Bingham v. Spruill, 84 Ill. App. 218 (1899)

Sept. 5, 1899 · Illinois Appellate Court
84 Ill. App. 218

John A. Bingham v. Elizabeth Spruill.

1. Practice—When a Non-suit May he Taken.—Under the statute the court has the discretionary power to allow a plaintiff to dismiss his suit without the consent of the defendant, even when a plea or notice of set-off has been duly interposed.

Assumpsit.—Trial in the County Court of Fayette County; the Hon. George T. Turner, Judge, presiding. Non-suit; appeal by defendant. Heard in this court at the February term, 1899.

Affirmed.

Opinion filed September 5, 1899.

Henry & Houston, attorneys for appellants.

Brown & Albert, attorneys for appellee.

Mr. Justice Creighton

delivered the opinion of the court. This was an action of assumpsit in the County Court of Fayette County, by appellee against appellant.

To the declaration appellant filed the general issue, and the following stipulation was entered into between the parties :

*219“ It is agreed that under the general issue pleaded in this cause by the defendant,that any and all things that could be specially pleaded by the defendant, or replied by the plaintiff, shall be regarded as so pleaded and evidence heard as if pleaded.”

Trial of the cause was entered upon, and appellee called appellant as a witness, examined him and required him to produce his books, receipts and bank checks. Upon the conclusion of his testimony, appellee rested her case and appellant declined to produce evidence, and rested his case.

At this stage in the proceedings appellee entered her motion for leave to take non-suit. Appellant objected to the motion and refused to consent to the non-suit or dismissal of the case, and entered his motion for leave to file a plea of set-off. The court denied appellant’s motion for leave to file a plea of set-off and allowed appellee’s motion for non-suit and dismissed the case at her costs. Appellant duly excepted.

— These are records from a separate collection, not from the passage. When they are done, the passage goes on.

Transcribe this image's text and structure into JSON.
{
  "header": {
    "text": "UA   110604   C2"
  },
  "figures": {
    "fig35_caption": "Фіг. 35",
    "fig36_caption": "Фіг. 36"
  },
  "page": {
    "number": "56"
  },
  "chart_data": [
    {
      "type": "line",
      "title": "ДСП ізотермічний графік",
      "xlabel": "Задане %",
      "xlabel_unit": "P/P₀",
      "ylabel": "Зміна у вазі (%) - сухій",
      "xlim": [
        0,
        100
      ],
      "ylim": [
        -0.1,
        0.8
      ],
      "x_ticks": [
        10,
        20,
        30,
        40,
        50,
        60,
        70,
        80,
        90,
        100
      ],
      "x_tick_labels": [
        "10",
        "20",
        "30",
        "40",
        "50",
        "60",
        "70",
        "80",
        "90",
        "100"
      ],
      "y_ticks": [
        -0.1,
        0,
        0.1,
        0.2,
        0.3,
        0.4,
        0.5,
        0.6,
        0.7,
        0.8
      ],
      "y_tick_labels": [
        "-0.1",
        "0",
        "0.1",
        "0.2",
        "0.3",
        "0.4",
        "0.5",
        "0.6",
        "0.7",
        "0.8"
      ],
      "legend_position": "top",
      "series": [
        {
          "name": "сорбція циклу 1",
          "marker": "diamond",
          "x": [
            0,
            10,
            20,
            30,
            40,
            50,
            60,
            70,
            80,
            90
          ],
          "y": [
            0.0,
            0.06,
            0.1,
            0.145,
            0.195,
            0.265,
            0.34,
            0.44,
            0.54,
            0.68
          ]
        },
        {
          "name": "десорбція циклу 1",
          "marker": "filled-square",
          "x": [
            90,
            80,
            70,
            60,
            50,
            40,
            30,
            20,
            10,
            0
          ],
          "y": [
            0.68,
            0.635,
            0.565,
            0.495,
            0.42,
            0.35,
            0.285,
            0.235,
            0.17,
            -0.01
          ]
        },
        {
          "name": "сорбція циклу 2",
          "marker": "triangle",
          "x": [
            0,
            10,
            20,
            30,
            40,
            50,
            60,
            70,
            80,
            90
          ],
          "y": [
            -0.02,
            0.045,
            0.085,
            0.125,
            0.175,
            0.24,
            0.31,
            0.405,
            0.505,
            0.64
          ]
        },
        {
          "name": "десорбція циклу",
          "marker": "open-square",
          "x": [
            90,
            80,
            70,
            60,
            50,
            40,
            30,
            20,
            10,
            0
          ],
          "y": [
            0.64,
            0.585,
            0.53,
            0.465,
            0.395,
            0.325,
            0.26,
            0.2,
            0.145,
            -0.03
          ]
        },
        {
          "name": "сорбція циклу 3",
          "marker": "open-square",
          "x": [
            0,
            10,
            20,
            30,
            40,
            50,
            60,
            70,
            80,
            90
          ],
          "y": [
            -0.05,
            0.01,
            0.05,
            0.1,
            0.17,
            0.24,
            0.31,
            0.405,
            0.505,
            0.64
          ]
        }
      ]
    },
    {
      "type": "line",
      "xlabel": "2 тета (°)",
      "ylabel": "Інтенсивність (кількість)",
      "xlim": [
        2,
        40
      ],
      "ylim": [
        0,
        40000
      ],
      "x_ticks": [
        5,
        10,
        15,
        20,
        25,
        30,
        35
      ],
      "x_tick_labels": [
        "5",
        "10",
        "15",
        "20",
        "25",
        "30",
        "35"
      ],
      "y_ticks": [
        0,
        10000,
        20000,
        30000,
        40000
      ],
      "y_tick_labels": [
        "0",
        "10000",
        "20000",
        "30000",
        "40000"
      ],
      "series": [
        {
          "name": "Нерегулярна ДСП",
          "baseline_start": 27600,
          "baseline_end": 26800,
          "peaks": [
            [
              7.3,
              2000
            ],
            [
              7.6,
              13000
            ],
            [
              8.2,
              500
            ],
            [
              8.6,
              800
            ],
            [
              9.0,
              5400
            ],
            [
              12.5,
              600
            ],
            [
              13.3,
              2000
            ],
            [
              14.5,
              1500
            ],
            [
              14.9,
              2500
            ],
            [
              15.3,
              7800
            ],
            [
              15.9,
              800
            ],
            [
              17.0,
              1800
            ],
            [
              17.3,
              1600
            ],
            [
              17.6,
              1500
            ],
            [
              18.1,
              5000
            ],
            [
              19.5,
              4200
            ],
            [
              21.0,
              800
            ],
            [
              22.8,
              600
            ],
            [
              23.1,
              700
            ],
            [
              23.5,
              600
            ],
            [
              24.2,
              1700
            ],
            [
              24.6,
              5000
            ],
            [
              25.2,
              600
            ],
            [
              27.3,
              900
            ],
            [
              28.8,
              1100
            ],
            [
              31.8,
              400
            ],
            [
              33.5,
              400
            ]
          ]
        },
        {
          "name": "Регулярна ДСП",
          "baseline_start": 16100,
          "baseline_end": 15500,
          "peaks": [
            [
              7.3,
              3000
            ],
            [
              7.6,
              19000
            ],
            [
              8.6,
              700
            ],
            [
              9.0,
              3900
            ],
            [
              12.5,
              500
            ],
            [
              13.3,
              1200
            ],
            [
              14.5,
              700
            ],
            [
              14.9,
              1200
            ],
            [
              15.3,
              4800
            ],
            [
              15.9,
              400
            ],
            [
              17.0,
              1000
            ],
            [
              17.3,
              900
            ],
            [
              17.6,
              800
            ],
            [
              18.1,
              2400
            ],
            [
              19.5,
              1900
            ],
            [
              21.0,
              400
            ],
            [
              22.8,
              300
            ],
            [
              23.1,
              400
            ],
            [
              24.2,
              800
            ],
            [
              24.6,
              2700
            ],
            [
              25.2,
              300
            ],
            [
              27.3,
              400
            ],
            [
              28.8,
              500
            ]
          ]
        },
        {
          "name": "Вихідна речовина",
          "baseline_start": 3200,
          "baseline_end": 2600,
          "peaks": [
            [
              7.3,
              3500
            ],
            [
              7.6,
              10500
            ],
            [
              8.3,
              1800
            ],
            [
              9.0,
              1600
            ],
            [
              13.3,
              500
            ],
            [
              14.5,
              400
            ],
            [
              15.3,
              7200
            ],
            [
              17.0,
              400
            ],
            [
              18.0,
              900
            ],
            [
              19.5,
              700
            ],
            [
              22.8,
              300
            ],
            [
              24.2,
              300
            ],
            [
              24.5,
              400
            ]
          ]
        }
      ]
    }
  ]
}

Appellant contends that the court erred in dismissing appellee’s suit on her motion without the consent of appellant.

In support of this contention, counsel for appellant urge that under the stipulation the state of the record must be held to be the same as if the plea of set-off had been duly filed, and that the court erred in refusing their motion for leave to file such plea after the entering of appellee’s motion for non-suit.

Paragraph 31, Chap. 110, Starr & Curtis Statutes, 2d Ed., provides:

“When such plea or notice of set-off shall have been interposed, the plaintiff shall not be permitted to dismiss his suit without the consent of the defendant, or leave of the court.”

We are of opinion the court did not err in denying appellant’s motion for leave to file plea of set-off, made after the entering of appellee’s motion for leave to dismiss.

There was no plea of set-off filed before appellee’s motion to dismiss was entered, and the statute relied on by appellent can have no application to this case unless it can be *220held, as counsel for appellee contend, that under thp stipulation such plea must be. deemed to have been filed. As we view the case, it is not of great importance whether the stipulation shall receive that construction or the construe- 0 tion contended for by appellee, for under the statute the court has the discretionary power to allow a plaintiff to dismiss his suit without the consent of the defendant, even when the plea or notice of set-off has been duly interposed. An appellate court will not review the action of a trial court in its exercise of discretionary power unless it clearly appears that such power has been abused. A full and careful examination of the record in this case fails to disclose to our minds any evidence of such abuse.

We are of opinion that none of the errors urged by appellant are well assigned.

The judgment of the County Court is affirmed.